Sa fille était une enfant de seize ans à peine. Que dire d’elle, sinon qu’elle était belle comme sa mère l’avait été à son âge ! Blonde avec des yeux noirs ; elle avait un teint nuancé de rose et d’opale, des lèvres rosées, des dents admirables, de longs cheveux bouclés tombant sur ses épaules, une taille svelte, élancée ; en un mot cette jeune fille avait toutes les grâces de l’enfance qui s’ignore encore, avec la délicieuse langueur de la femme ; elle était belle sans le savoir.

Autour du carrosse galopaient quatre valets en grande livrée, armés jusques aux dents.

Lorsque la lourde voiture eut disparu à l’angle de la rue la plus proche, le jeune homme sembla se réveiller en sursaut de l’extase où il était plongé :

— Chère Violenta ! murmura-t-il.

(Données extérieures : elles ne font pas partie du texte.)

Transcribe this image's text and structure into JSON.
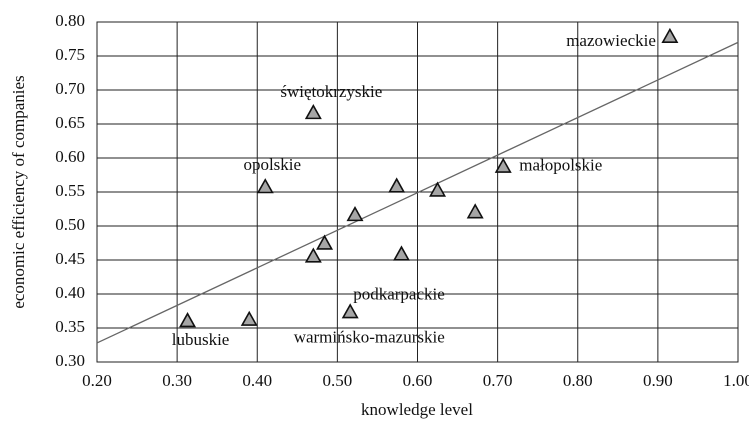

Est-ce une femme ou un ange ? Et moi, moi misérable fou ! j’ose aimer cette créature céleste ! oh ! oui, je l’aime ! je l’aime à mourir sur un mot de ses lèvres, sur un signe de ses doigts rosés. Oh ! la voir ! la voir toujours !…

Et il reprit sa course, fou, éperdu, derrière la voiture.

Mais cette course ne fut pas longue. Le carrosse tourna sur le port et s’engloutit comme un ouragan dans la cour d’une maison dont les portes se refermèrent aussitôt sur lui.

Le matelot s’arrêta à quelques pas, et examina cette maison avec la plus sérieuse attention.

— C’est là qu’elle s’arrête, murmura-t-il à part lui. On ne m’avait pas trompé ! Mes renseignements étaient exacts ! Partira-t-elle réellement ?… oh ! je le saurai !

Il jeta un dernier regard sur la maison, puis il s’éloigna comme à regret, et entra, une centaine de pas plus loin, dans un cabaret fréquenté par les matelots.

Mais ce n’était ni pour boire ni pour manger ; l’Olonnais avait bien d’autres choses en tête en ce moment, que la satisfaction de ses appétits matériels.

Il s’arrêta un instant sur le seuil de la porte et, après avoir promené un regard inquisiteur tout autour de la salle basse, sombre, enfumée, sans doute il découvrit ce qu’il cherchait ; car il se dirigea vers une table occupée seulement par un buveur solitaire, et il s’assit sans hésiter à côté de lui.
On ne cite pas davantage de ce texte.